Its centrality to national life was underscored in a memorable dance sequence featuring NHS staff and patients during the opening of the London Olympics in 2012.

Justin Bieber remixed his hit "Holy" with an NHS choir for Christmas 2020, in a year when the public, clapping on their doorsteps, paid tribute to medics battling the Covid pandemic.

- Sickly state -

Sunak's new workforce plan, however, is recognition that the NHS is under unprecedented strain following the pandemic, even though the government spends nearly 12 percent of its budget on healthcare -- by far its single biggest item.

Demoralised doctors and nurses have been striking for better pay, an ageing and unfit population needs ever-more complex treatment, cancers go undiagnosed for lack of scanners, and hospitals are crumbling.

Sumi Manirajan, deputy chair of the British Medical Association's junior doctors committee, accused Sunak's Conservative government of failing to value doctors.

"And what that leads to is doctors leaving the country, going abroad, Australia, New Zealand, Canada, and actually it's the public that loses out," she told AFP at a protest rally by striking doctors.

"The government (ministers), they may use private health care but the ordinary citizen in the UK uses the NHS, relies on the NHS."

In a report for the 75th anniversary, the King's Fund charity compared the health systems of 19 similar countries and found Britain's in a sickly state.

It cited data showing the UK performed worst in fatality rates for strokes and second-worst for heart attacks.

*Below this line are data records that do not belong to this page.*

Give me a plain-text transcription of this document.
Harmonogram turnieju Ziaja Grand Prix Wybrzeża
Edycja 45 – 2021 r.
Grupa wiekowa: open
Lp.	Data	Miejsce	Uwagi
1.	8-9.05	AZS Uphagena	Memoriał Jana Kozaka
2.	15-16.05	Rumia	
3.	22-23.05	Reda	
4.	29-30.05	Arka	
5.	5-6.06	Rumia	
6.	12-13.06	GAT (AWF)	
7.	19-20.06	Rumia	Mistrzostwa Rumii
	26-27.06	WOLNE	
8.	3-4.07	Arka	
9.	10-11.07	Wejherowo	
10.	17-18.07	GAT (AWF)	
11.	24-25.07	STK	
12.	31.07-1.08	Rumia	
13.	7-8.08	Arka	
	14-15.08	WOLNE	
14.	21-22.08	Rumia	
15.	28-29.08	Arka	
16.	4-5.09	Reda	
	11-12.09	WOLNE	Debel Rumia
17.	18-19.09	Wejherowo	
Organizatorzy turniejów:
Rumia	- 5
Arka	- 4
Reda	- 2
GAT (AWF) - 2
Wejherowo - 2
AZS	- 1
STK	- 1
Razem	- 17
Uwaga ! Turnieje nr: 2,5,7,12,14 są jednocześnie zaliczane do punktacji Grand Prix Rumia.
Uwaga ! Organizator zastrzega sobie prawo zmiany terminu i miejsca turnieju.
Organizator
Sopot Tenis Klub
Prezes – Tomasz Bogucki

The UK has a "strikingly low number of both nurses and doctors per person compared to its peers" and four times fewer hospital and intensive care beds than Germany, the report said.

But opinion polls show scant support in Britain for radical reform such as switching to a mixed model of funding, with patients paying via insurance for some of their treatment, as is the norm elsewhere.

Fully 93 percent of more than 3,000 respondents believe the NHS should remain free at the point of care, based on general taxation, according to the annual British Social Attitudes Survey last year.

But the authoritative survey also found a record 51 percent were dissatisfied with their quality of care, especially with waiting times for appointments to see general practitioners and hospital doctors.

- Terminal decline? -

Sunak has been resisting the medics' pay demands as he battles to get soaring UK inflation under control, while insisting his government is investing "record sums" in the NHS.

But the service needs to be modernised via better use of digital technology including artificial intelligence, he said on Friday.

Sunak argued that his workforce plan would make the NHS fit "for decades to come". But some on the front lines give a far gloomier prognosis.

"Right now, as a functional, universal public service, the NHS is failing," geriatrics consultant David Oliver wrote in The BMJ, a medical journal.

He warned: "It may not quite be in end-of-life care, or about to have its financial or political life support removed, but without immediate action and longer-term thinking it won't see its 85th birthday."